Torra, tried for disobedience in absentia

The ex-president, who faces a 20-month ban from office, says the hearing is "a farce"

2 min
Imatge de archivo del expresidente Quim Torra al TSJC.

BarcelonaCatalan ex-president Quim Torra was to face his second trial for disobedience this Thursday, for hanging a banner in defence of political prisoners from the Palau de la Generalitat. But in a statement and a video posted on social media, Torra has announced that he will not turn up in court: "Today I will be tried again, but I will not legitimise a new farce, a new repressive staging disguised as justice, with my presence. I ask for protection from international courts, because I do not recognise the legitimacy of the Spanish justice system which does not respect either international treaties or fundamental rights. Catalan pro-independence supporters can only find justice in Europe," he said.

The Prosecutor's Office is seeking a 20-month ban from office for Torra. As this is less than two years in prison, the trial may be held in absentia. In fact, his lawyer, Gonzalo Boye, explained before entering the court that Torra is within his right not to appear, and even more so taking into account "the way in which the courts have treated him". "We always win in Europe," he added.

This is the second trial for alleged disobedience of a 2019 Catalan High Court order to remove a banner calling for the freedom of pro-independence prisoners and the return of exiles from the facade of the Palau de la Generalitat. The case is being investigated as a result of a complaint by Impulso Ciudadano platform. The former president was already tried and disqualified in a first trial also for not removing the banner during the election period.

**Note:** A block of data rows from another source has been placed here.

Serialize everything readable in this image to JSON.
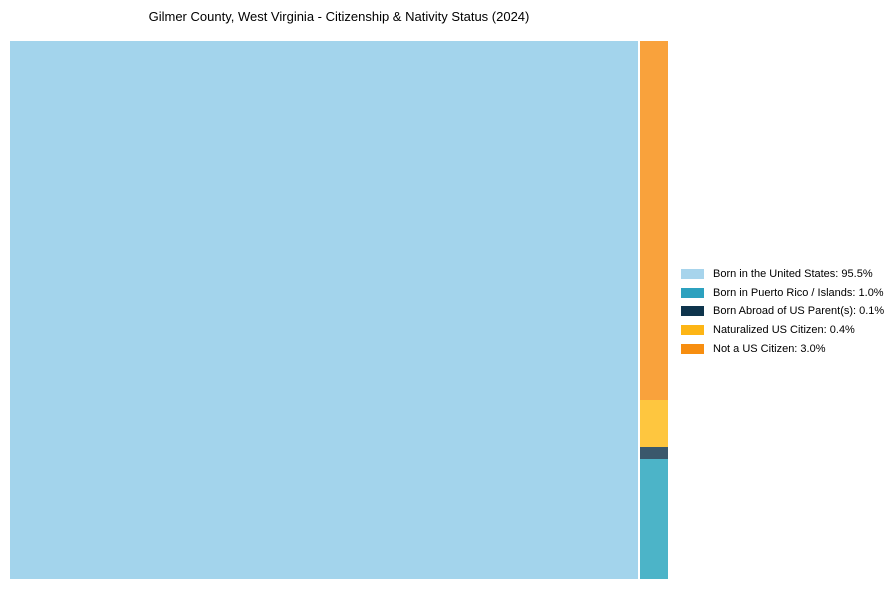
{
  "title": "Gilmer County, West Virginia - Citizenship & Nativity Status (2024)",
  "chart_data": {
    "type": "treemap",
    "title": "Gilmer County, West Virginia - Citizenship & Nativity Status (2024)",
    "unit": "%",
    "legend_position": "right",
    "categories": [
      "Born in the United States",
      "Born in Puerto Rico / Islands",
      "Born Abroad of US Parent(s)",
      "Naturalized US Citizen",
      "Not a US Citizen"
    ],
    "values": [
      95.5,
      1.0,
      0.1,
      0.4,
      3.0
    ],
    "series": [
      {
        "label": "Born in the United States",
        "value": 95.5,
        "legend_text": "Born in the United States: 95.5%",
        "legend_color": "#A7D4EC",
        "tile_color": "#A3D4EC"
      },
      {
        "label": "Born in Puerto Rico / Islands",
        "value": 1.0,
        "legend_text": "Born in Puerto Rico / Islands: 1.0%",
        "legend_color": "#2CA1BF",
        "tile_color": "#4CB4C8"
      },
      {
        "label": "Born Abroad of US Parent(s)",
        "value": 0.1,
        "legend_text": "Born Abroad of US Parent(s): 0.1%",
        "legend_color": "#0E344C",
        "tile_color": "#3A586C"
      },
      {
        "label": "Naturalized US Citizen",
        "value": 0.4,
        "legend_text": "Naturalized US Citizen: 0.4%",
        "legend_color": "#FDB515",
        "tile_color": "#FEC63F"
      },
      {
        "label": "Not a US Citizen",
        "value": 3.0,
        "legend_text": "Not a US Citizen: 3.0%",
        "legend_color": "#F78E10",
        "tile_color": "#F9A23C"
      }
    ],
    "main_tile_index": 0,
    "minor_column_order_top_to_bottom": [
      4,
      3,
      2,
      1
    ]
  }
}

In the video, Torra acknowledges, as he did in the first case, that he disobeyed the instructions because they were "illegal". He adds that the second trial shows that political repression in the state continues and takes the opportunity to express his support for all those investigated and indicted for similar facts and in the framework of the 2017 Referendum. "I will not legitimise this farce," Torra insisted, who at the same time asks for protection from international courts because he claims that he will not find justice in Spanish courts. The former president claims the banners "in defence of human rights" are legitimate and should be allowed in public spaces. In this sense, he gives as an example the banners in support of Ukraine currently visible on many buildings.

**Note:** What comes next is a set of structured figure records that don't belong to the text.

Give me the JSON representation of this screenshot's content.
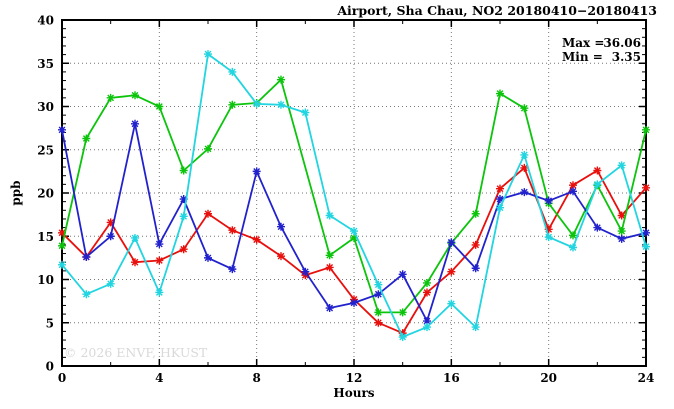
{
  "header": {
    "title": "Airport, Sha Chau, NO2 20180410−20180413"
  },
  "stats": {
    "max_label": "Max =",
    "max_value": "36.06",
    "min_label": "Min =",
    "min_value": "3.35"
  },
  "watermark": "© 2026 ENVF, HKUST",
  "chart_data": {
    "type": "line",
    "title": "Airport, Sha Chau, NO2 20180410−20180413",
    "xlabel": "Hours",
    "ylabel": "ppb",
    "xlim": [
      0,
      24
    ],
    "ylim": [
      0,
      40
    ],
    "grid": true,
    "legend": "none",
    "xticks_major": [
      0,
      4,
      8,
      12,
      16,
      20,
      24
    ],
    "xticks_minor": [
      2,
      6,
      10,
      14,
      18,
      22
    ],
    "yticks_major": [
      0,
      5,
      10,
      15,
      20,
      25,
      30,
      35,
      40
    ],
    "x": [
      0,
      1,
      2,
      3,
      4,
      5,
      6,
      7,
      8,
      9,
      10,
      11,
      12,
      13,
      14,
      15,
      16,
      17,
      18,
      19,
      20,
      21,
      22,
      23,
      24
    ],
    "series": [
      {
        "name": "red",
        "color": "#e8100c",
        "values": [
          15.4,
          12.6,
          16.6,
          12.0,
          12.2,
          13.5,
          17.6,
          15.7,
          14.6,
          12.7,
          10.5,
          11.4,
          7.7,
          5.0,
          3.8,
          8.5,
          10.9,
          14.0,
          20.5,
          22.9,
          15.8,
          20.9,
          22.6,
          17.4,
          20.6
        ]
      },
      {
        "name": "green",
        "color": "#0cc40c",
        "values": [
          13.9,
          26.3,
          31.0,
          31.3,
          30.0,
          22.6,
          25.1,
          30.2,
          30.4,
          33.1,
          null,
          12.8,
          14.8,
          6.2,
          6.2,
          9.6,
          14.2,
          17.6,
          31.5,
          29.8,
          18.8,
          15.1,
          20.9,
          15.6,
          27.3
        ]
      },
      {
        "name": "blue",
        "color": "#2222cd",
        "values": [
          27.3,
          12.6,
          15.0,
          28.0,
          14.1,
          19.3,
          12.5,
          11.2,
          22.5,
          16.1,
          10.9,
          6.7,
          7.3,
          8.3,
          10.6,
          5.2,
          14.3,
          11.3,
          19.3,
          20.1,
          19.1,
          20.2,
          16.0,
          14.7,
          15.4
        ]
      },
      {
        "name": "cyan",
        "color": "#22d5e0",
        "values": [
          11.7,
          8.3,
          9.5,
          14.8,
          8.5,
          17.3,
          36.06,
          34.0,
          30.3,
          30.2,
          29.3,
          17.4,
          15.6,
          9.4,
          3.35,
          4.5,
          7.2,
          4.5,
          18.3,
          24.4,
          14.9,
          13.7,
          21.0,
          23.2,
          13.8
        ]
      }
    ],
    "annotations": {
      "max": 36.06,
      "min": 3.35
    }
  }
}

Constitutional Court minority reports

On the other hand, Torra urges the magistrates who have to judge him this second time to follow two Constitutional Court judges' minority reports in the appeal presented by the former president against his first disqualification. One of them believed Torra's doubts about the High Court's president's impartiality were "legitimate and reasonable" and another argued that the constitutionality of the automatic bar from office should have been debated.

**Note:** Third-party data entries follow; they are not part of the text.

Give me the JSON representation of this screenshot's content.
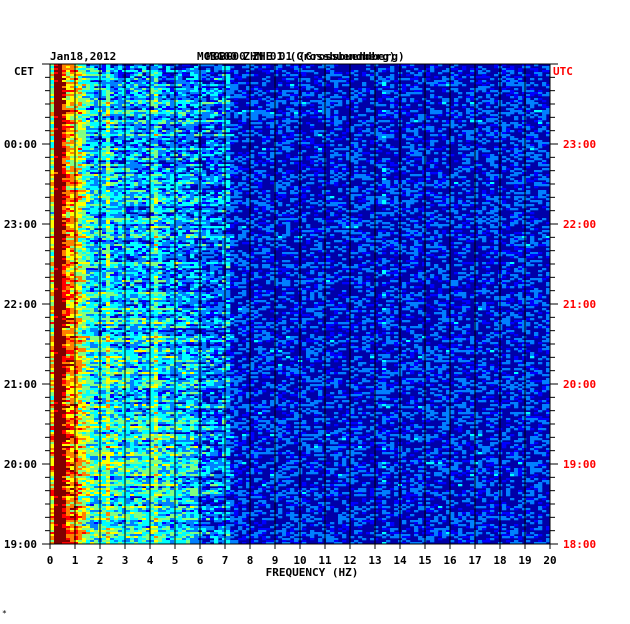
{
  "chart_data": {
    "type": "heatmap",
    "title": "MGBG00 ZHE 01 (Grossbuendberg)",
    "title_overprint": "MGBG00 ZHN 01 (Grossbuendberg)",
    "date": "Jan18,2012",
    "xlabel": "FREQUENCY (HZ)",
    "xlim": [
      0,
      20
    ],
    "x_ticks": [
      "0",
      "1",
      "2",
      "3",
      "4",
      "5",
      "6",
      "7",
      "8",
      "9",
      "10",
      "11",
      "12",
      "13",
      "14",
      "15",
      "16",
      "17",
      "18",
      "19",
      "20"
    ],
    "left_axis_label": "CET",
    "right_axis_label": "UTC",
    "cet_ticks": [
      {
        "label": "00:00",
        "hour_utc": 23
      },
      {
        "label": "23:00",
        "hour_utc": 22
      },
      {
        "label": "22:00",
        "hour_utc": 21
      },
      {
        "label": "21:00",
        "hour_utc": 20
      },
      {
        "label": "20:00",
        "hour_utc": 19
      },
      {
        "label": "19:00",
        "hour_utc": 18
      }
    ],
    "utc_ticks": [
      {
        "label": "23:00",
        "hour_utc": 23
      },
      {
        "label": "22:00",
        "hour_utc": 22
      },
      {
        "label": "21:00",
        "hour_utc": 21
      },
      {
        "label": "20:00",
        "hour_utc": 20
      },
      {
        "label": "19:00",
        "hour_utc": 19
      },
      {
        "label": "18:00",
        "hour_utc": 18
      }
    ],
    "ylim_utc_hours": [
      18,
      24
    ],
    "colormap": [
      "#00008f",
      "#0000ff",
      "#0080ff",
      "#00ffff",
      "#80ff80",
      "#ffff00",
      "#ff8000",
      "#ff0000",
      "#800000"
    ],
    "background_color": "#0000a8",
    "gridline_color": "#000000",
    "right_label_color": "#ff0000"
  },
  "footer_mark": "*"
}
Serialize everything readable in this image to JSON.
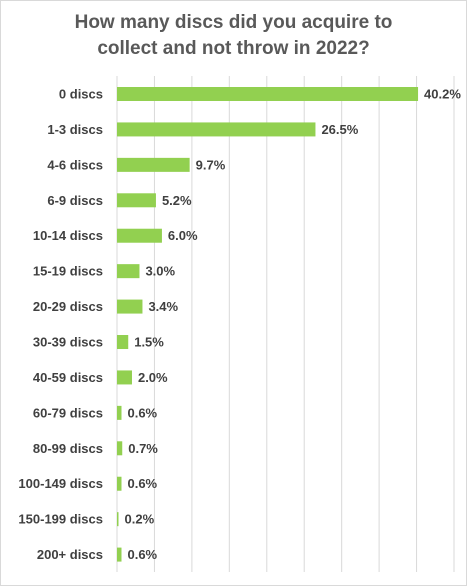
{
  "chart_data": {
    "type": "bar",
    "orientation": "horizontal",
    "title_lines": [
      "How many discs did you acquire to",
      "collect and not throw in 2022?"
    ],
    "categories": [
      "0 discs",
      "1-3 discs",
      "4-6 discs",
      "6-9 discs",
      "10-14 discs",
      "15-19 discs",
      "20-29 discs",
      "30-39 discs",
      "40-59 discs",
      "60-79 discs",
      "80-99 discs",
      "100-149 discs",
      "150-199 discs",
      "200+ discs"
    ],
    "values": [
      40.2,
      26.5,
      9.7,
      5.2,
      6.0,
      3.0,
      3.4,
      1.5,
      2.0,
      0.6,
      0.7,
      0.6,
      0.2,
      0.6
    ],
    "data_labels": [
      "40.2%",
      "26.5%",
      "9.7%",
      "5.2%",
      "6.0%",
      "3.0%",
      "3.4%",
      "1.5%",
      "2.0%",
      "0.6%",
      "0.7%",
      "0.6%",
      "0.2%",
      "0.6%"
    ],
    "xlim": [
      0,
      45
    ],
    "vertical_gridlines": true,
    "colors": {
      "bar": "#92d050",
      "gridline": "#d9d9d9",
      "text": "#404040",
      "title": "#595959"
    }
  }
}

Both Torra and his defence recall that the Council of Europe urged the Spanish state to stop cases against politicians who took over from the ones who were imprisoned or went into exile, as it was their "legitimate right" to ask for freedom. It is for this reason that in the defence brief presented last September Torra's lawyer asks that resolution 2381 of the Parliamentary Assembly of the Council of Europe be included into the evidence.

Finally, Torra affirms that his trial shows that there are political trials in the Spanish state and regrets that, in the face of this, the independence movement "is not able to articulate a united, stong and defiant response". The former president claims that there are no solutions other than independence and that the later it comes, "the worse".